No one should dismiss Zito as a partisan just because Trump calls her “my Salena” or because she has a warm relationship with Pennsylvania Republican senator Dave McCormick. While Butler also features winsome treatment of Vice President J.D. Vance, who held 17 campaign rallies in Pennsylvania, even more striking is Zito’s portrayal of Democratic Pennsylvania governor Josh Shapiro. The day after Trump’s near assassination, “Shapiro spent the morning walking the grounds at the Farm Show Complex, talking with people who work there.” He also called Comperatore’s family to speak with them about the husband and father they had just lost, and “they gave him permission to talk about Corey to reporters,” which resulted in one of the most moving statements you’ll ever see an elected official deliver.
If there’s “breaking news” in Butler, I think it’s Zito’s repeated assertion that while Shapiro was interviewed for the Democratic vice presidential nomination before Kamala Harris made the mistake of choosing Minnesota governor Tim Walz, “Shapiro didn’t want the job.” This may be based on reportorial intuition rather than any “deep background” knowledge. “I’ve known him for decades,” Zito writes, and “this is a guy who is no one’s second,” she understandably declares. “It was clear, at least to me, that he did not want the job” and conveyed as much during his meeting with Harris.
On Oct. 5, 2024, Trump returned to the Butler Farm Show Complex for another outdoor rally. Up in the grandstand hung Comperatore’s “Buffalo Township firefighter’s jacket and helmet,” right where he had been killed. “The imagery was gut wrenching,” Zito observes.
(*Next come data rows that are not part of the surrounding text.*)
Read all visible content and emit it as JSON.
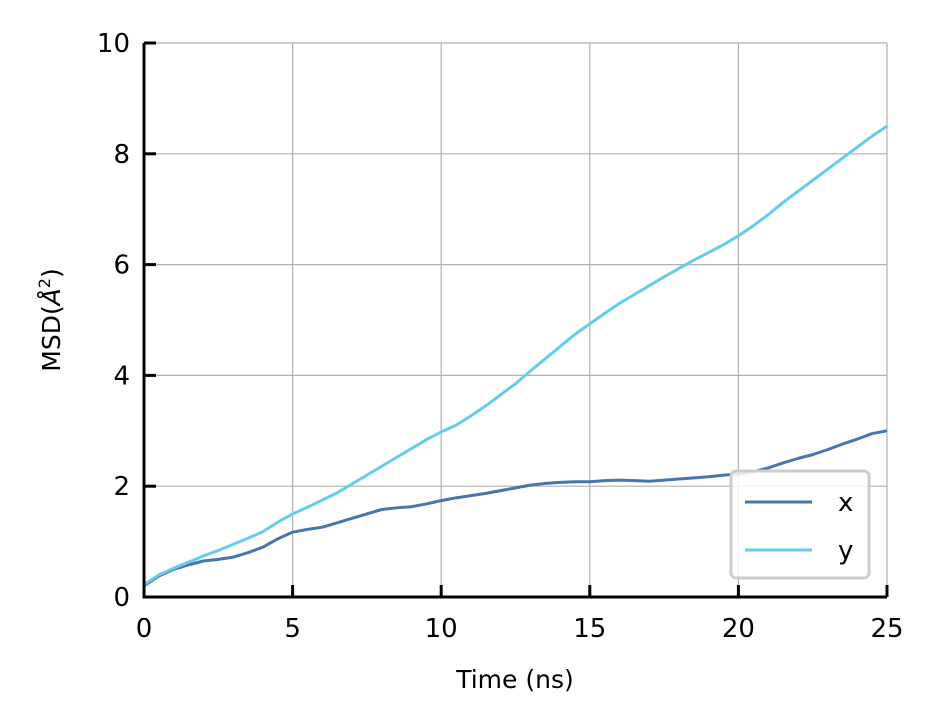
{
  "chart_data": {
    "type": "line",
    "title": "",
    "xlabel": "Time (ns)",
    "ylabel": "MSD(Å²)",
    "ylabel_base": "MSD(",
    "ylabel_unit": "Å",
    "ylabel_sup": "2",
    "ylabel_close": ")",
    "xlim": [
      0,
      25
    ],
    "ylim": [
      0,
      10
    ],
    "xticks": [
      "0",
      "5",
      "10",
      "15",
      "20",
      "25"
    ],
    "yticks": [
      "0",
      "2",
      "4",
      "6",
      "8",
      "10"
    ],
    "grid": true,
    "legend_position": "lower-right",
    "x": [
      0,
      0.5,
      1,
      1.5,
      2,
      2.5,
      3,
      3.5,
      4,
      4.5,
      5,
      5.5,
      6,
      6.5,
      7,
      7.5,
      8,
      8.5,
      9,
      9.5,
      10,
      10.5,
      11,
      11.5,
      12,
      12.5,
      13,
      13.5,
      14,
      14.5,
      15,
      15.5,
      16,
      16.5,
      17,
      17.5,
      18,
      18.5,
      19,
      19.5,
      20,
      20.5,
      21,
      21.5,
      22,
      22.5,
      23,
      23.5,
      24,
      24.5,
      25
    ],
    "series": [
      {
        "name": "x",
        "color": "#4676aa",
        "values": [
          0.2,
          0.38,
          0.5,
          0.58,
          0.65,
          0.68,
          0.72,
          0.8,
          0.9,
          1.05,
          1.17,
          1.22,
          1.26,
          1.34,
          1.42,
          1.5,
          1.58,
          1.61,
          1.63,
          1.68,
          1.74,
          1.79,
          1.83,
          1.87,
          1.92,
          1.97,
          2.02,
          2.05,
          2.07,
          2.08,
          2.08,
          2.1,
          2.11,
          2.1,
          2.09,
          2.11,
          2.13,
          2.15,
          2.17,
          2.2,
          2.22,
          2.26,
          2.33,
          2.42,
          2.5,
          2.57,
          2.66,
          2.76,
          2.85,
          2.95,
          3.0
        ]
      },
      {
        "name": "y",
        "color": "#66ccea",
        "values": [
          0.22,
          0.4,
          0.52,
          0.63,
          0.74,
          0.84,
          0.95,
          1.06,
          1.18,
          1.35,
          1.5,
          1.62,
          1.75,
          1.88,
          2.04,
          2.2,
          2.36,
          2.52,
          2.68,
          2.84,
          2.98,
          3.1,
          3.27,
          3.45,
          3.65,
          3.85,
          4.08,
          4.3,
          4.52,
          4.74,
          4.93,
          5.12,
          5.3,
          5.46,
          5.62,
          5.78,
          5.93,
          6.08,
          6.22,
          6.36,
          6.52,
          6.7,
          6.9,
          7.12,
          7.32,
          7.52,
          7.72,
          7.92,
          8.12,
          8.32,
          8.5
        ]
      }
    ]
  }
}
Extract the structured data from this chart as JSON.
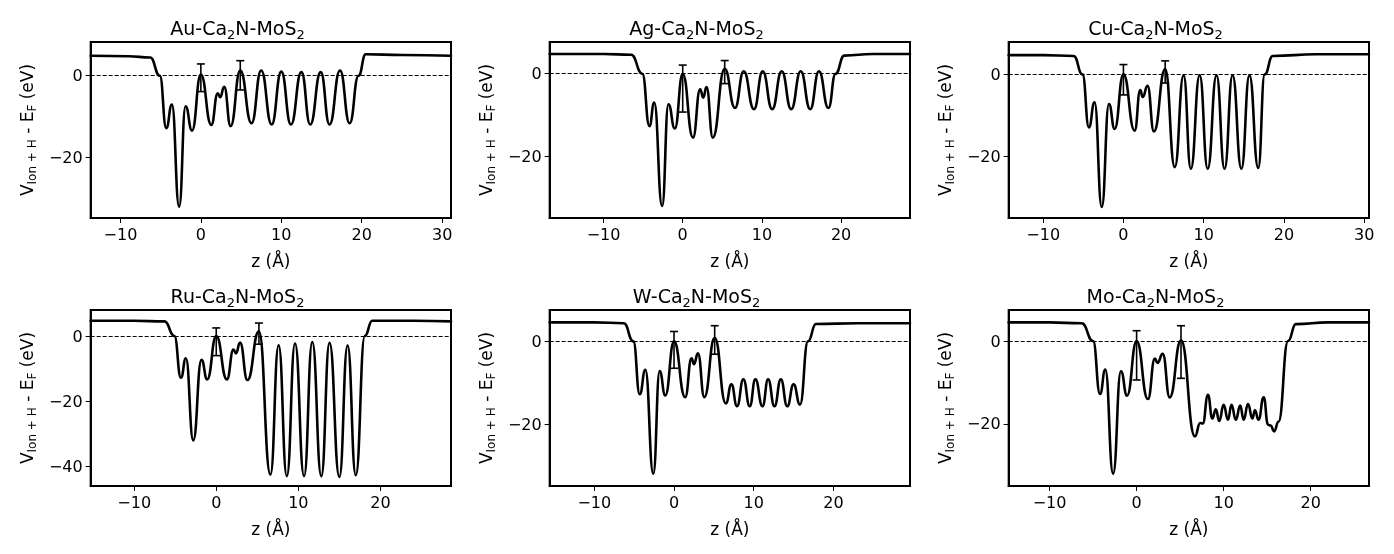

Butler rightly says little about would-be assassin Crooks, but Zito stresses how large his local gun range seems to have loomed in his life. Crooks “spent most holidays at the club, practicing and practicing,” including even Christmas day, plus the afternoon of July 12, 2024. “We are too isolated—parents and kids have their heads down in phones and games,” she observes; perhaps for Crooks, a rifle filled a similar role, but the obsession with devices “is a step forward every day to losing our humanity.”
Almost half a century ago now I can remember my 23-year-old’s excitement at meeting storied reporters Johnny Apple and David Broder, much like encountering once-famous baseball players like Frank Howard and Minnie Minoso. Nowadays, without question, Zito stands in the same league with a Broder or a Dan Balz, for no other journalist has done a better job of reporting and explaining the rise of “the conservative populist coalition.”
As Butler so impressively recounts, “the voters’ values haven’t changed, but the parties have,” and the result is a partisan realignment that may linger for years to come. “Republicans are now the party of working-class Americans, and Democrats are the party of the elites.”
Butler: The Untold Story of the Near Assassination of Donald Trump and the Fight for America’s Heartland
by Salena Zito
Center Street, 242 pp., $29
David J. Garrow’s books include the Pulitzer Prize-winning Martin Luther King Jr. biography Bearing the Cross and Rising Star: The Making of Barack Obama.